De IND verleent in deze gevallen uitstel van vertrek voor de duur van de opname tot een maximum van een half jaar.

De IND wijst in ieder geval de aanvraag op grond van artikel 64 Vw van de vreemdeling af zonder advies aan het BMA te vragen als de vreemdeling:

  • geen volledig ingevulde en ondertekende toestemmingsverklaring niet ouder dan zes maanden overlegt; en

  • zijn medische situatie niet aantoont.

Een uitzondering op het niet aantonen van de medische situatie is als de DT&V, het COA of de ambtenaar belast met grensbewaking, concrete aanwijzingen heeft dat de vreemdeling medisch gezien niet in staat is om te reizen. De vreemdeling moet onder behandeling staan bij een behandelaar. In dit geval moet de ambtenaar belast met de uitzetting of ontruiming of de ambtenaar van de DT&V ook zonder nadere onderbouwing van het beroep op artikel 64 Vw door de vreemdeling zich ervan vergewissen of de uitzetting achterwege moet blijven en bij de IND een medisch advies (laten) vragen.
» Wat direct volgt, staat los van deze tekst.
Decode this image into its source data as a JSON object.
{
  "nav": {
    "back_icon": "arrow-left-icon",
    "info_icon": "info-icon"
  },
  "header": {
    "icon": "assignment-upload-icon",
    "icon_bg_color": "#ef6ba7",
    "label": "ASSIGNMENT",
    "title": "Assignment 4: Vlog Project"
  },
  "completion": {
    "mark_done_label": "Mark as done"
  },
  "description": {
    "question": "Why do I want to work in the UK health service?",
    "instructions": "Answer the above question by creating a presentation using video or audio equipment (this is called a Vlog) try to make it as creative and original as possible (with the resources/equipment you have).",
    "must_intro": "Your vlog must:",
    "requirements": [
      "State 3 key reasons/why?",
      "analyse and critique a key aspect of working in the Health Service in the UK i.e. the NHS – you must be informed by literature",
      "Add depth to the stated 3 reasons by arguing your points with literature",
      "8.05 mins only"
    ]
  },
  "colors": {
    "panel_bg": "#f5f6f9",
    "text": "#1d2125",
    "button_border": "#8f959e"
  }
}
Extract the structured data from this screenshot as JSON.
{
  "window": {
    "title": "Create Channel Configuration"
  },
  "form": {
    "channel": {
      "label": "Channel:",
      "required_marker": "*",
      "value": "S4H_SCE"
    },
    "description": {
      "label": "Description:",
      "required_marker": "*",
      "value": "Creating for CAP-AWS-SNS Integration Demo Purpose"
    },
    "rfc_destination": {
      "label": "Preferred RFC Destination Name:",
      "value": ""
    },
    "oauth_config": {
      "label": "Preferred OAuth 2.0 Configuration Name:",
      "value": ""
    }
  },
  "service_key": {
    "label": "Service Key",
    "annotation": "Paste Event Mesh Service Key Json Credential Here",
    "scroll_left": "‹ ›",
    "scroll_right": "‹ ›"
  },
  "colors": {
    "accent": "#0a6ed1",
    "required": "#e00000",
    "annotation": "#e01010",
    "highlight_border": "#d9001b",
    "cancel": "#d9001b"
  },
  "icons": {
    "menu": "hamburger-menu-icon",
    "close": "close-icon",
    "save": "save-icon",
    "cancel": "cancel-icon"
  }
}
De IND vraagt het BMA geen informatie over behandelmogelijkheden in het land van herkomst als de vreemdeling zijn identiteit en nationaliteit niet aantoont. In dat geval is niet duidelijk in welk land naar behandelmogelijkheden moet worden gezocht en wordt uitgegaan van het bestaan ervan.

C

Paragraaf A3/7.1.2 Vreemdelingencirculaire 2000 komt te luiden:

7.1.2 Inwilliging

De IND doet, onder verwijzing naar het medisch advies van BMA, schriftelijk alle volgende mededelingen aan de vreemdeling:

  • dat uitzetting achterwege blijft op grond van artikel 64 Vw;

  • de duur van de opschorting van het vertrek. Deze periode is gelijk aan de periode die in het medisch advies van BMA is genoemd, met een maximum van een jaar.

De IND informeert de DT&V dat uitzetting tijdelijk achterwege blijft. Als de vreemdeling aanspraak wil maken op Rva-verstrekkingen, informeert de IND ook het COA.

De IND of DT&V moet altijd een forensisch geneeskundige GG&GD inschakelen wanneer sprake is van een acuut besmettingsgevaar van tbc.

Als de vreemdeling beschikt over een geldig document voor grensoverschrijding, plaatst de IND daarin een sticker Verblijfsaantekeningen Algemeen (bijlage 7g VV), met vermelding van de duur van de opschorting van het vertrek. De periode van deze opschorting mag de geldigheidsduur van het document niet overschrijden. Als de vreemdeling niet beschikt over een geldig document voor grensoverschrijding, dan geldt een van de volgende situaties:

  • als artikel 64 Vw voor de duur van minder dan zes weken wordt toegepast, krijgt de vreemdeling een brief van de IND waarin staat voor hoe lang de uitzetting achterwege blijft op grond van artikel 64 Vw;

  • als artikel 64 Vw voor de duur van meer dan zes weken wordt toegepast, krijgt de vreemdeling een document W2, met een inlegvel, voorzien van een sticker Verblijfsaantekeningen Algemeen (bijlage 7g VV). De geldigheidsduur van het document W2 is altijd gelijk aan de periode dat de uitzetting achterwege wordt gelaten.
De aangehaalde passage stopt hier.